Diesel ban by stealth?
In this column back in April I predicted that it wouldn’t be too long before the diesel Land Rovers that we love so much would be under threat from environmental zealots. The ink was hardly dry when a helpful politician decided to make a name for himself by doing just that. His name is Geraint Davies and he’s Labour MP for Swansea West.
Mr Davies lists his political interests on his website as “Treasury, trade and industry, housing, children’s issues, transport, environment, human rights and equality.” But in fact he’s being unduly modest there, because since becoming an MP in 2010 he has busied himself supporting many and varied worthy causes, including World Toilet Day 2015. Flushed with his success there, he went on to back the Columbian Peace Process. He was also one of just 69 MPS who supported a bid to “seek legal recognition for people who do not wish to be associated with a particular gender”.

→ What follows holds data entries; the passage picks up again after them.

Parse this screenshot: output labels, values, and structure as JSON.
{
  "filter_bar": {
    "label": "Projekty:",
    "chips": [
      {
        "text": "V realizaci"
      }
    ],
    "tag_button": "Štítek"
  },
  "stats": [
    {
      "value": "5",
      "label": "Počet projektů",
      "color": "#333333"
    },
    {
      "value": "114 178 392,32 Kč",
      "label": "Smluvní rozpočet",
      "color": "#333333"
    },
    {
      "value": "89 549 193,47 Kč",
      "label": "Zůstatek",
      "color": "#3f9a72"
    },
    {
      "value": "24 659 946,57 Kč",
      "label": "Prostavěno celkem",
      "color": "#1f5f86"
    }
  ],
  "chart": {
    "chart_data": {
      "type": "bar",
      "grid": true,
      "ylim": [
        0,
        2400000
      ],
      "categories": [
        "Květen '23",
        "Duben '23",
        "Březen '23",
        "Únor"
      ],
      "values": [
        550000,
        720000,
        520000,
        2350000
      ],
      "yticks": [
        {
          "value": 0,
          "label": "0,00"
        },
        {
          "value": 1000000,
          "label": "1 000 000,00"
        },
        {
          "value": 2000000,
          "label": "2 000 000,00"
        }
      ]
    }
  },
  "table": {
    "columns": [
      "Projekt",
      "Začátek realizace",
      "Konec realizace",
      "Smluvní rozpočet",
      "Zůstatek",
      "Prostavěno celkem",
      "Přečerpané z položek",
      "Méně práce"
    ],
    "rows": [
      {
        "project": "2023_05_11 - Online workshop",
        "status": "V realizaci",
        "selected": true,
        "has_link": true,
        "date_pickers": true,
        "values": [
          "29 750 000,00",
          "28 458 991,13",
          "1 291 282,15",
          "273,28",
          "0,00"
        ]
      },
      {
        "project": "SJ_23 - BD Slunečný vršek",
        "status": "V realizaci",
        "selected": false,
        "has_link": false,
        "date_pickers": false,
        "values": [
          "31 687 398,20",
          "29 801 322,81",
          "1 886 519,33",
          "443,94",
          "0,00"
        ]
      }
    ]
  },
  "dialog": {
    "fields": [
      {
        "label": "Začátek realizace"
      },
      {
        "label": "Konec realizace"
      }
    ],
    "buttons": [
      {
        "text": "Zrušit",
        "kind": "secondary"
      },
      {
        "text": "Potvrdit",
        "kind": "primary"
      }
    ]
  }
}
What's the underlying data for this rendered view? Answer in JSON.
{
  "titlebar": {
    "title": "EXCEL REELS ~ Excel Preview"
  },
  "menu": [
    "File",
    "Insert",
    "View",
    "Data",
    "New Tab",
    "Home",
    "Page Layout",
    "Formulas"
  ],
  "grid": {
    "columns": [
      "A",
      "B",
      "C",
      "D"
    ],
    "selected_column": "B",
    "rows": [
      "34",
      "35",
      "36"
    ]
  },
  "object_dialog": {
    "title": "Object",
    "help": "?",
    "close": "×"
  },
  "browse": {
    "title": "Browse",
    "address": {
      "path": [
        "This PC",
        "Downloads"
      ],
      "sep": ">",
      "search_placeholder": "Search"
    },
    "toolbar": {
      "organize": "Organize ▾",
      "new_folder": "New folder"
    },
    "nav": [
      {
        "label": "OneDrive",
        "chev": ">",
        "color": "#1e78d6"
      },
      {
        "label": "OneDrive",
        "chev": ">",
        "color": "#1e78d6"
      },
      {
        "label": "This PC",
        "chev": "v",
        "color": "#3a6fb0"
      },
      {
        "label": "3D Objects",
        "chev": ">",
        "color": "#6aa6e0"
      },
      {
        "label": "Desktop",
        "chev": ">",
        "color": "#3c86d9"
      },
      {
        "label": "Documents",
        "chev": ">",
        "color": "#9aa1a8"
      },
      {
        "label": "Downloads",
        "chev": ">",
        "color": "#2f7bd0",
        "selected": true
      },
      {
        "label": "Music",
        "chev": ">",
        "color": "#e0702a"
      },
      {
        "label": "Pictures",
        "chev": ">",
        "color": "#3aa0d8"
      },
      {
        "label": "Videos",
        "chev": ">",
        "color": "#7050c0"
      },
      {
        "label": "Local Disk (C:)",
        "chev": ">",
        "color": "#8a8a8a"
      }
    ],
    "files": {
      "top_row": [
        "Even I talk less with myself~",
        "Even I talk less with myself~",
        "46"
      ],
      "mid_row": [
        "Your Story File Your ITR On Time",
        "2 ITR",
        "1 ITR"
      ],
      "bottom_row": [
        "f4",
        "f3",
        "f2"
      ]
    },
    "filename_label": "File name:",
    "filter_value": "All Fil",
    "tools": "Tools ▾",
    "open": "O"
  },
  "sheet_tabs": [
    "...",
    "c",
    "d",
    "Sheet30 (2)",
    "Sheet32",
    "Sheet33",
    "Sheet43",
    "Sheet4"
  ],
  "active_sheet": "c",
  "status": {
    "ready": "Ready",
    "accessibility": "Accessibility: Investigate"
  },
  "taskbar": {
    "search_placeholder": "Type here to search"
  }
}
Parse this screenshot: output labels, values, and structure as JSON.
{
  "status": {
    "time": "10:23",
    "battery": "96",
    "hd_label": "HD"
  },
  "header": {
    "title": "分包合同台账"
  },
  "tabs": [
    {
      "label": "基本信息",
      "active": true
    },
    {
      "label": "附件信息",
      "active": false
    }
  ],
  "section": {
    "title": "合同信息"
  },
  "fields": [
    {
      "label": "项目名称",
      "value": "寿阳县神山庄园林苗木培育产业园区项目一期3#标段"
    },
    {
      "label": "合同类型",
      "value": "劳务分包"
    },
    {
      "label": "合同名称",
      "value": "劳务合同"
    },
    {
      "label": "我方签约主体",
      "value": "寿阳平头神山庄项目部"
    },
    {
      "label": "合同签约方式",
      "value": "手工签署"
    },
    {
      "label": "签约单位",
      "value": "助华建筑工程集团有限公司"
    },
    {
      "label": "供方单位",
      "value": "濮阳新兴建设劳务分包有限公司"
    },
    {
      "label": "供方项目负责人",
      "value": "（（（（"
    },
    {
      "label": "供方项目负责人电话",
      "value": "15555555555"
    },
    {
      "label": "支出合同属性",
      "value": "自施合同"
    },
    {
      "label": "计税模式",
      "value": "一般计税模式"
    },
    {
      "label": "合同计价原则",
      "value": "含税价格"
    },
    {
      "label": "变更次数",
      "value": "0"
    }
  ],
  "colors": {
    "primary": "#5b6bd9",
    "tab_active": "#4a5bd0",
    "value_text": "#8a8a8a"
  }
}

Despite this veritable whirl of political activity, Mr Davies has somehow found the time to sponsor his very own Private Member’s Bill. At the time of writing, the Air Quality (Diesel Emissions in Urban Centres) Bill 2015-16 was due to get its second reading in the House of Commons on April 22.
The summary of the Bill says it aims to: “Make provision about urban air quality targets; to require vehicle emissions targets and testing to reflect on-road driving conditions; to provide powers for local authorities to establish low diesel emissions zones and pedestrian-only areas; to restrict the use of roads in urban centres by diesel vehicles; to make provision about the promotion of the development of electric tram systems and buses and taxis powered by liquefied petroleum gas in urban centres; and for connected purposes.”
It all sounds pretty innocuous – not to mention mindnumbingly dull – until you read the small print. Section 2( b) of the Bill requires local authorities to “establish and extend low diesel emission zones and restrict the access of diesel vehicles that fail Euro 5 emissions standards to specified urban areas.”
LRM reader Philip Vance, who kindly alerted me to this worrying bit of legislation, points out: “This would in effect ban all diesel Land Rovers made before 2011. What would be deemed an urban area? A complete city or town?”
Indeed. As the owner of two venerable diesels (a 1984 Ninety and a 1996 Discovery) that would both most definitely fail Euro 5, I’m very interested to learn what Mr Davies considers to be an urban area.
I live in the countryside, in a small village, but I obviously drive to towns and cities. I have no option, because rural public transport options in Britain range from infrequent to non-existent.
Despite this, in the same Bill Mr Davies seeks to invest in electric tram systems and Lpg-powered buses and taxis for – wait for it – urban areas. Presumably he’s so engrossed in fighting his favourite left-field causes he hasn’t noticed the transport poverty in the countryside – which is remarkable as some of the very worst is to be found on his very own doorstep, in the deprived areas of rural Wales.
If Mr Davies’ ill-conceived Bill was to become law, I wouldn’t be able to go shopping. So I’d go hungry. Actually, it’s worse than that, because it would prevent farmers from getting to market. So we’d all starve to death.
Throughout my adult life, I’ve often been dismayed by the actions of a minority of leftwing MPS who seem to have devoted their careers to getting involved in obscure causes all over the world while doing next to nothing for the poor folk who voted them in. Mr Davies has gone one better by proposing a Bill that would make the lives of many of his constituents considerably worse.
The good news, of course, is that Mr Davies is a Labour MP in a Tory- dominated Parliament, which means his Bill stands little chance of becoming law. I doubt if many of his Labour colleagues would back it either, without substantial amendments.
But there is no room for complacency. We still need to stay alert in the future for this sort of legislation by stealth, as this issue won’t go away. We will still need to fight for our diesel Land Rovers. Just watch this space.